Maintenance and Reliability Suppliers: Buyer Beware

Tim Goshert

In the past decade, plants have seen maintenance and reliability improvement as one of the best areas to improve profits. This has led to a proliferation of consultants, training companies, hardware and software firms, and other maintenance and reliability suppliers.

Just attend a trade show and you'll see a wide array of choices for the maintenance and reliability professional.

While there are many reputable maintenance and reliability suppliers and providers in the marketplace, there are also plenty of charlatans and sharks. I believe it's important for you to be aware of the possible environments that can exist and make educated decisions. Some of the top red flags are:

  • Companies that claim they can design an engineered maintenance and reliability plan for you but do not have a core competency in a certain area. An example of this would be a company that has little to no knowledge and experience in predictive technologies.

    As a consequence, the company will drive your maintenance strategy toward the only thing they understand - preventive maintenance. As RCM theory explains, many failures modes and equipment defects are best detected using condition-based methods instead of the traditional preventive tasks of repair and/or replace.

  • Companies and others that claim they can design your predictive maintenance program for you, yet do not have sufficient education and knowledge in the all of the required technologies.

    They may have some experience and knowledge in one or two tools but not the entire spectrum needed for plants that have multiple pieces of equipment with multiple failure modes. These need to be detected by a host of PdM tools.

  • Companies that claim to have a deliverable from their entire organization when, in reality, only one person has any competency/experience on the subject. This may be fine for a one-off project, but probably insufficient as a strategic supplier for any medium to large client.

  • Companies that claim public domain ideas as intellectual property and likely will try to claim work they do for you as their own intellectual property. You must be able to trust the firm with which you are working.

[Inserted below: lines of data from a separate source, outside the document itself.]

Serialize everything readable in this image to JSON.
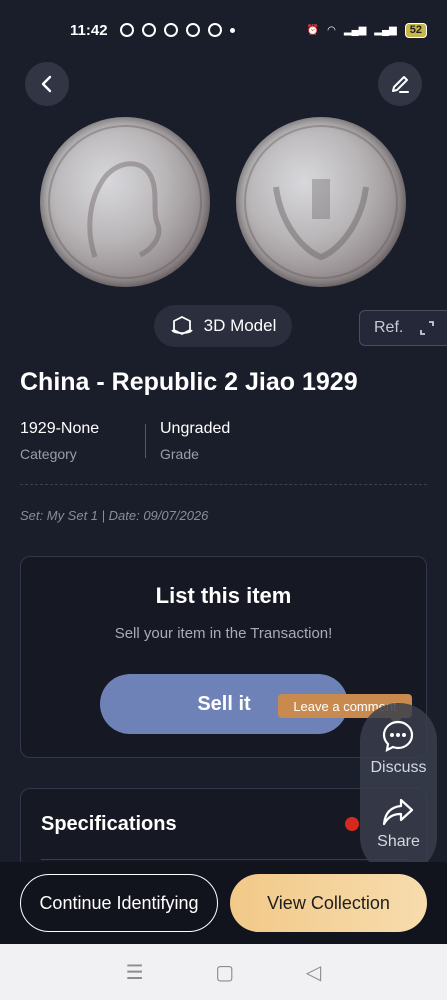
{
  "status": {
    "time": "11:42",
    "battery": "52"
  },
  "item": {
    "title": "China - Republic 2 Jiao 1929",
    "category_value": "1929-None",
    "category_label": "Category",
    "grade_value": "Ungraded",
    "grade_label": "Grade",
    "set_line": "Set: My Set 1 | Date: 09/07/2026"
  },
  "actions": {
    "model_3d": "3D Model",
    "ref": "Ref."
  },
  "list_card": {
    "title": "List this item",
    "subtitle": "Sell your item in the Transaction!",
    "sell_button": "Sell it"
  },
  "tooltip": "Leave a comment",
  "side_panel": {
    "discuss": "Discuss",
    "share": "Share"
  },
  "specs": {
    "title": "Specifications"
  },
  "footer": {
    "continue": "Continue Identifying",
    "view": "View Collection"
  },
  "colors": {
    "background": "#1a1d2a",
    "sell_button": "#6e82b8",
    "tooltip": "#c88a4e",
    "view_button": "#f2c988"
  }
}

    If this company intends to further commercialize work it does for hire, it should have the integrity to have this discussion up front with you. It needs to work with you on the level of scrubbing that needs to be done instead of making the work you paid for widely available to competitors.

  • Companies that claim they helped a client develop a reliability strategy when, in fact, all they ever performed was tactical maintenance and reliability grunt work such as equipment walkdowns.

  • Companies that tout business cases that aren't grounded in fundamental economic theory (i.e. not factoring in the time weight of money in any of the calculations or just using cost avoidance calculations that never will affect the bottom-line profit and loss of the client).

  • Companies that claim to have maintenance and reliability benchmark data but can't explain its source, the sampling method, etc.

  • Companies that use gimmicks (acronyms, names, phrases, etc.) to differentiate themselves when their products are no different than (or perhaps inferior to) other products.

  • Companies that prey on uneducated buyers. They create a brand name for a product that infers it has a technology included that it clearly does not.

  • Companies that negotiate a deal and won't stand behind it because they didn't understand their own cost structure and/or distribution model or, worst yet, just don't honor their commitments.

  • Companies that "name drop" your name or company name with other clients in a manner that misrepresents, exaggerates or fabricates the relationship. They do this to create an illusion of competence in an area by associating their company to yours.

  • Companies that fail to deliver on promised product upgrades and enhancements. Review their history and attend one of their user conferences and talk to as many users as possible. Don't just call their scripted references.

The lesson in these examples is to do the upfront research and education on maintenance and reliability suppliers before committing to anything. A prerequisite is to be educated in the fundamentals and details of the subject.

Also, you should complete a full market analysis of the subject matter and uncover the exact requirements that your company needs on the subject. A detailed analysis of the total cost of ownership is essential before you make a supplier choice. The extra effort and due diligence will save you time, money and reputation.

Tim Goshert is the worldwide reliability and maintenance manager for Cargill, one of the world's largest food and agricultural processing companies (more than 1,000 facilities worldwide). He is responsible for the company's global reliability and maintenance initiatives and is chairman of the company's Worldwide Reliability and Maintenance Steering Committee. Tim is an active member of the Society of Maintenance & Reliability Professionals (SMRP) and serves on its board of directors.